8.       Gujarat’s Ahmedabad Civil Hospital had allegedly divided the wards for coronavirus patients and suspected cases on the basis of religion. The hospital had created a separate ward for Hindu patients and Muslim patients, as per a report by The Indian Express. A patient told the paper: “On Sunday night, the names of 28 men admitted in the first ward were called out. We were then shifted to another ward. “While we were not told why we were being shifted, all the names that were called out belonged to one community,” the patient added. Professor GH Rathod, Surgeon at the Civil Hospital there however denied the report saying that he was misquoted.

9.   In Uttar Pradesh, migrant workers were inhumanely sprayed with the same chemical bleach used to disinfect buses in a bid to clean off the coronavirus from their bodies.

These above are just ten incidents that have been recorded by the media in recent days. However, there must be scores of such incidents which don’t even come to light because people are scared of being ostracized from the community on reporting.
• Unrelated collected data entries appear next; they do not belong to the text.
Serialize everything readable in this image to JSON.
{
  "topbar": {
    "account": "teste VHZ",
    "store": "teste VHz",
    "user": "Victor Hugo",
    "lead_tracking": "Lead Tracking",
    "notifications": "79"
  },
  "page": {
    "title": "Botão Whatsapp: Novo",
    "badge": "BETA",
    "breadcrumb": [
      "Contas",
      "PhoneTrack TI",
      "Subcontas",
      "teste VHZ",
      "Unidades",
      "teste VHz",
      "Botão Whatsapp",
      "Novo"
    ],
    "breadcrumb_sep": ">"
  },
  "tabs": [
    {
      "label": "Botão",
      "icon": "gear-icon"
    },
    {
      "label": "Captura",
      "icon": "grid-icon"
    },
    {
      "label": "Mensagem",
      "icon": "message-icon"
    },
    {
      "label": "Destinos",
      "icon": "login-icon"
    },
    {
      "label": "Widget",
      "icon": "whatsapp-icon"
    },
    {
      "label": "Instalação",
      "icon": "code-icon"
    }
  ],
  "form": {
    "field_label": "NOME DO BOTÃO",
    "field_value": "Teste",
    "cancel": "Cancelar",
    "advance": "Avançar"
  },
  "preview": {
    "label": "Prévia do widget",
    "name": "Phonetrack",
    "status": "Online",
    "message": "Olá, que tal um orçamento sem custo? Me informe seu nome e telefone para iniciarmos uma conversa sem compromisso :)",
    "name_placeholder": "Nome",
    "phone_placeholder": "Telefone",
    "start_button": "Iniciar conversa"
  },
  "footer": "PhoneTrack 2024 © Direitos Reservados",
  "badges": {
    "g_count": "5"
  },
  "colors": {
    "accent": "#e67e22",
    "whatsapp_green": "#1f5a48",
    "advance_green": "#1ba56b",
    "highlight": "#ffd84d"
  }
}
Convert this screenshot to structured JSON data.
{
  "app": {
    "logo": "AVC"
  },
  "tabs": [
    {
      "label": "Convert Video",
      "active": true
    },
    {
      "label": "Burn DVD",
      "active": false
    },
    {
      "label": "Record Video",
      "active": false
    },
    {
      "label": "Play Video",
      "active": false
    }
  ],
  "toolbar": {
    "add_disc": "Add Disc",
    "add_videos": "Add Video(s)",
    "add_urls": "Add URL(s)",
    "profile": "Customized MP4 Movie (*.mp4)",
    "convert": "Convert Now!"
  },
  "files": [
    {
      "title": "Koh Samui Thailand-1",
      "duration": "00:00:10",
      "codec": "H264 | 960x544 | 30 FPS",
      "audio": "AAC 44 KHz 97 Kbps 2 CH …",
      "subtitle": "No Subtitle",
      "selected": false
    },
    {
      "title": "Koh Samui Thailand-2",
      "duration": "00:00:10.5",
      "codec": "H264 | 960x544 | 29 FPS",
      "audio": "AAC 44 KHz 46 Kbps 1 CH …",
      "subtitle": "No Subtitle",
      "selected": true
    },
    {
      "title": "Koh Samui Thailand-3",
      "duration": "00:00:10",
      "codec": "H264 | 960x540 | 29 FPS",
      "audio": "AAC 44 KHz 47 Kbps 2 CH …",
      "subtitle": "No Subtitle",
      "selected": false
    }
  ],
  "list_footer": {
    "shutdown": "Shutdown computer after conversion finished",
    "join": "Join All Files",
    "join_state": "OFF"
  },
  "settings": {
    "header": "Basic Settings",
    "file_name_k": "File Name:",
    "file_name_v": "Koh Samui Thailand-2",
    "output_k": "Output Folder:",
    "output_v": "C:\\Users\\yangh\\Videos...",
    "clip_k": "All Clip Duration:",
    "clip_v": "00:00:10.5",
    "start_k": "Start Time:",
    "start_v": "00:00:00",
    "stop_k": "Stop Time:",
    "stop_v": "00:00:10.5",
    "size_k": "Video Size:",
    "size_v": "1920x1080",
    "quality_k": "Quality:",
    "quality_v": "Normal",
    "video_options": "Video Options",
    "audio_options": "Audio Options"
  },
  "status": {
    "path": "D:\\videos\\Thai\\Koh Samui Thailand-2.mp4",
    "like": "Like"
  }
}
Only the few who have access to community volunteers feel supported to report such inhuman discrimination.

While it looked like India would come together as one during this pandemic, the lax government measures that are yet to reach the poor and a deeply communal news media which often flaunts affinity to the ruling government and its ideologies, spread the racist and communal narrative to an already vulnerable audience.

The minorities in India have been given indifferent treatment for generations. How invisible they are, especially the underprivileged migrants, only became clear when they took to the streets in large numbers to make their voices heard.

Will the people of India take note of the obvious divide being etched out in front of them, or will they turn the other way?